Monday, November 6, 2017


In contrast to Douglas Sirk's films from the 1950s, his film Lured is in a class of its own. (In fairness, it is a remake of a film by Robert Siodmak, he himself a familiar figure of noir.) But what is the film about?

A serial killer is on the loose in London, taunting Scotland Yard with poems about the victims. After her friend goes missing, taxi dancer Sandra Carpenter (Lucille Ball) agrees to help the police find the culprit. But will she find who's responsible or become the next victim?

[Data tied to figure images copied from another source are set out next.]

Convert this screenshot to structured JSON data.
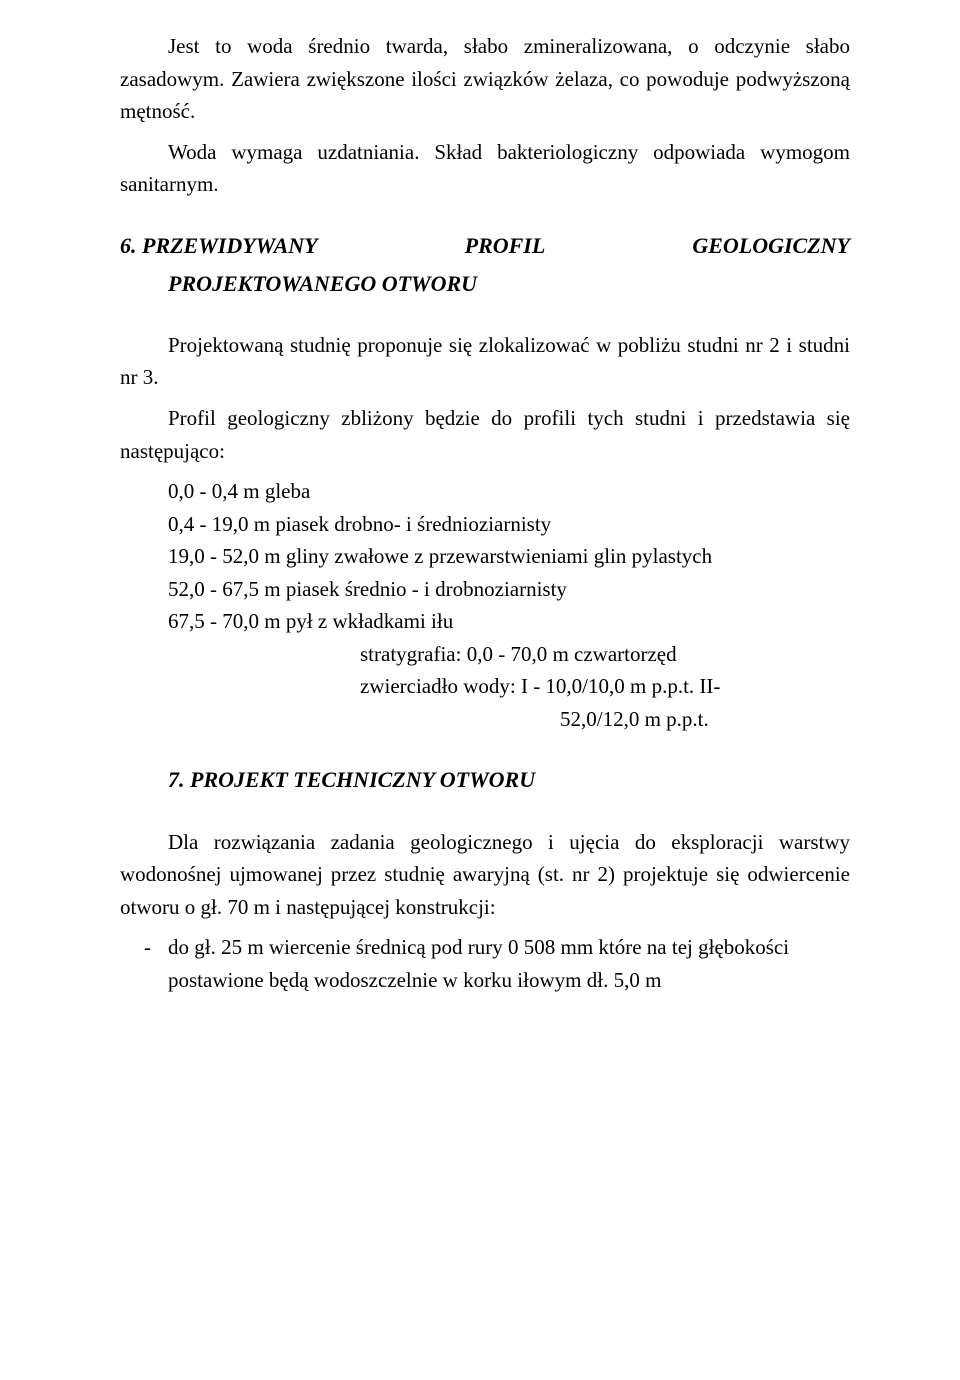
{
  "para1_a": "Jest to woda średnio twarda, słabo zmineralizowana, o odczynie słabo zasadowym. Zawiera zwiększone ilości związków żelaza, co powoduje podwyższoną mętność.",
  "para1_b": "Woda wymaga uzdatniania. Skład bakteriologiczny odpowiada wymogom sanitarnym.",
  "heading6_row": {
    "left": "6. PRZEWIDYWANY",
    "mid": "PROFIL",
    "right": "GEOLOGICZNY"
  },
  "heading6_sub": "PROJEKTOWANEGO OTWORU",
  "para2": "Projektowaną studnię proponuje się zlokalizować w pobliżu studni nr 2 i studni nr 3.",
  "para3": "Profil geologiczny zbliżony będzie do profili tych studni i przedstawia się następująco:",
  "profile": {
    "r1": "0,0 - 0,4 m gleba",
    "r2": "0,4 - 19,0 m piasek drobno- i średnioziarnisty",
    "r3": "19,0 - 52,0 m gliny zwałowe z przewarstwieniami glin pylastych",
    "r4": "52,0 - 67,5 m piasek średnio - i drobnoziarnisty",
    "r5": "67,5 - 70,0 m pył z wkładkami iłu"
  },
  "strat": {
    "s1": "stratygrafia: 0,0 - 70,0 m czwartorzęd",
    "s2": "zwierciadło wody: I - 10,0/10,0 m p.p.t. II-",
    "s3": "52,0/12,0 m p.p.t."
  },
  "heading7": "7. PROJEKT TECHNICZNY OTWORU",
  "para4": "Dla rozwiązania zadania geologicznego i ujęcia do eksploracji warstwy wodonośnej ujmowanej przez studnię awaryjną (st. nr 2) projektuje się odwiercenie otworu o gł. 70 m i następującej konstrukcji:",
  "bullet1_line1": "do gł. 25 m wiercenie średnicą pod rury 0 508 mm które na tej głębokości",
  "bullet1_line2": "postawione będą wodoszczelnie w korku iłowym dł. 5,0 m",
  "dash": "-"
}
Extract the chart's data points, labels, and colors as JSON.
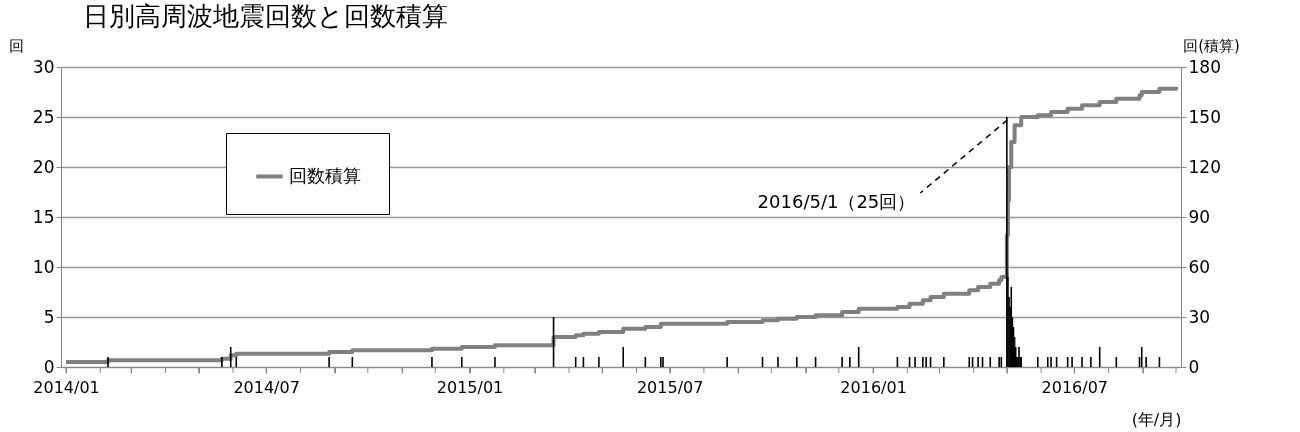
{
  "chart_data": {
    "type": "bar",
    "title": "日別高周波地震回数と回数積算",
    "ylabel": "回",
    "y2label": "回(積算)",
    "xlabel": "(年/月)",
    "annotations": [
      {
        "text": "2016/5/1（25回）",
        "x": "2016-05-01",
        "y": 25
      }
    ],
    "xlim": [
      "2014-01-01",
      "2016-10-01"
    ],
    "xticks": [
      {
        "value": "2014-01",
        "label": "2014/01"
      },
      {
        "value": "2014-02",
        "label": null
      },
      {
        "value": "2014-03",
        "label": null
      },
      {
        "value": "2014-04",
        "label": null
      },
      {
        "value": "2014-05",
        "label": null
      },
      {
        "value": "2014-06",
        "label": null
      },
      {
        "value": "2014-07",
        "label": "2014/07"
      },
      {
        "value": "2014-08",
        "label": null
      },
      {
        "value": "2014-09",
        "label": null
      },
      {
        "value": "2014-10",
        "label": null
      },
      {
        "value": "2014-11",
        "label": null
      },
      {
        "value": "2014-12",
        "label": null
      },
      {
        "value": "2015-01",
        "label": "2015/01"
      },
      {
        "value": "2015-02",
        "label": null
      },
      {
        "value": "2015-03",
        "label": null
      },
      {
        "value": "2015-04",
        "label": null
      },
      {
        "value": "2015-05",
        "label": null
      },
      {
        "value": "2015-06",
        "label": null
      },
      {
        "value": "2015-07",
        "label": "2015/07"
      },
      {
        "value": "2015-08",
        "label": null
      },
      {
        "value": "2015-09",
        "label": null
      },
      {
        "value": "2015-10",
        "label": null
      },
      {
        "value": "2015-11",
        "label": null
      },
      {
        "value": "2015-12",
        "label": null
      },
      {
        "value": "2016-01",
        "label": "2016/01"
      },
      {
        "value": "2016-02",
        "label": null
      },
      {
        "value": "2016-03",
        "label": null
      },
      {
        "value": "2016-04",
        "label": null
      },
      {
        "value": "2016-05",
        "label": null
      },
      {
        "value": "2016-06",
        "label": null
      },
      {
        "value": "2016-07",
        "label": "2016/07"
      },
      {
        "value": "2016-08",
        "label": null
      },
      {
        "value": "2016-09",
        "label": null
      },
      {
        "value": "2016-10",
        "label": null
      }
    ],
    "ylim": [
      0,
      30
    ],
    "yticks": [
      0,
      5,
      10,
      15,
      20,
      25,
      30
    ],
    "y2lim": [
      0,
      180
    ],
    "y2ticks": [
      0,
      30,
      60,
      90,
      120,
      150,
      180
    ],
    "grid": "y",
    "legend": "top left",
    "series": [
      {
        "color": "#000000",
        "x": [
          "2014-02-08",
          "2014-05-22",
          "2014-05-30",
          "2014-06-04",
          "2014-08-27",
          "2014-09-17",
          "2014-11-28",
          "2014-12-25",
          "2015-01-24",
          "2015-03-18",
          "2015-04-07",
          "2015-04-14",
          "2015-04-28",
          "2015-05-20",
          "2015-06-09",
          "2015-06-23",
          "2015-06-25",
          "2015-08-22",
          "2015-09-23",
          "2015-10-07",
          "2015-10-24",
          "2015-11-10",
          "2015-12-04",
          "2015-12-11",
          "2015-12-19",
          "2016-01-23",
          "2016-02-03",
          "2016-02-08",
          "2016-02-15",
          "2016-02-18",
          "2016-02-22",
          "2016-03-05",
          "2016-03-28",
          "2016-03-31",
          "2016-04-05",
          "2016-04-09",
          "2016-04-16",
          "2016-04-24",
          "2016-04-26",
          "2016-05-01",
          "2016-05-02",
          "2016-05-03",
          "2016-05-04",
          "2016-05-05",
          "2016-05-06",
          "2016-05-07",
          "2016-05-08",
          "2016-05-09",
          "2016-05-10",
          "2016-05-11",
          "2016-05-12",
          "2016-05-13",
          "2016-05-14",
          "2016-05-29",
          "2016-06-07",
          "2016-06-10",
          "2016-06-15",
          "2016-06-25",
          "2016-06-29",
          "2016-07-08",
          "2016-07-16",
          "2016-07-24",
          "2016-08-08",
          "2016-08-29",
          "2016-08-31",
          "2016-09-04",
          "2016-09-16"
        ],
        "values": [
          1,
          1,
          2,
          1,
          1,
          1,
          1,
          1,
          1,
          5,
          1,
          1,
          1,
          2,
          1,
          1,
          1,
          1,
          1,
          1,
          1,
          1,
          1,
          1,
          2,
          1,
          1,
          1,
          1,
          1,
          1,
          1,
          1,
          1,
          1,
          1,
          1,
          1,
          1,
          25,
          9,
          7,
          6,
          8,
          5,
          4,
          3,
          2,
          1,
          1,
          2,
          1,
          1,
          1,
          1,
          1,
          1,
          1,
          1,
          1,
          1,
          2,
          1,
          1,
          2,
          1,
          1
        ]
      },
      {
        "type": "step",
        "name": "回数積算",
        "color": "#808080",
        "axis": "y2",
        "x": [
          "2014-01-01",
          "2014-02-08",
          "2014-05-22",
          "2014-05-30",
          "2014-06-04",
          "2014-08-27",
          "2014-09-17",
          "2014-11-28",
          "2014-12-25",
          "2015-01-24",
          "2015-03-18",
          "2015-04-07",
          "2015-04-14",
          "2015-04-28",
          "2015-05-20",
          "2015-06-09",
          "2015-06-23",
          "2015-08-22",
          "2015-09-23",
          "2015-10-07",
          "2015-10-24",
          "2015-11-10",
          "2015-12-04",
          "2015-12-19",
          "2016-01-23",
          "2016-02-03",
          "2016-02-15",
          "2016-02-22",
          "2016-03-05",
          "2016-03-28",
          "2016-04-05",
          "2016-04-16",
          "2016-04-24",
          "2016-04-26",
          "2016-05-01",
          "2016-05-02",
          "2016-05-03",
          "2016-05-05",
          "2016-05-08",
          "2016-05-14",
          "2016-05-29",
          "2016-06-10",
          "2016-06-25",
          "2016-07-08",
          "2016-07-24",
          "2016-08-08",
          "2016-08-29",
          "2016-08-31",
          "2016-09-16",
          "2016-10-01"
        ],
        "values": [
          3,
          4,
          5,
          7,
          8,
          9,
          10,
          11,
          12,
          13,
          18,
          19,
          20,
          21,
          23,
          24,
          26,
          27,
          28,
          29,
          30,
          31,
          33,
          35,
          36,
          38,
          40,
          42,
          44,
          46,
          48,
          50,
          52,
          54,
          79,
          100,
          120,
          135,
          145,
          150,
          151,
          153,
          155,
          157,
          159,
          161,
          163,
          165,
          167,
          168
        ]
      }
    ]
  }
}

Sirk may be synonymous with melodramas nowadays but as he showed here with Lured (and The Tarnished Angels the following decade), he could also handle more sober material. That said, there are a few traits here that are also on display in his more famous works.

Similarly, before she became synonymous with comedy within a matter of years, Ball was also adept at the genre's polar opposite. As she showed previously with Dance, Girl, Dance and The Dark Corner (released the year before), she often played the street-smart gal with the thick New York accent (not an uncommon role for most actresses then). In other words, Ball could do projects with a jaded atmosphere to it and her characters.

Lured is certainly not the kind of picture you'd see Sirk making but it pays off in the end. (Imagine if he had made a melodrama noir.) It seems that the German director had a somewhat wearied view on the American concept of achieving either fame or fortune (as his later films would depict) as well as seeing life as a very fickle thing. And that's all on display here.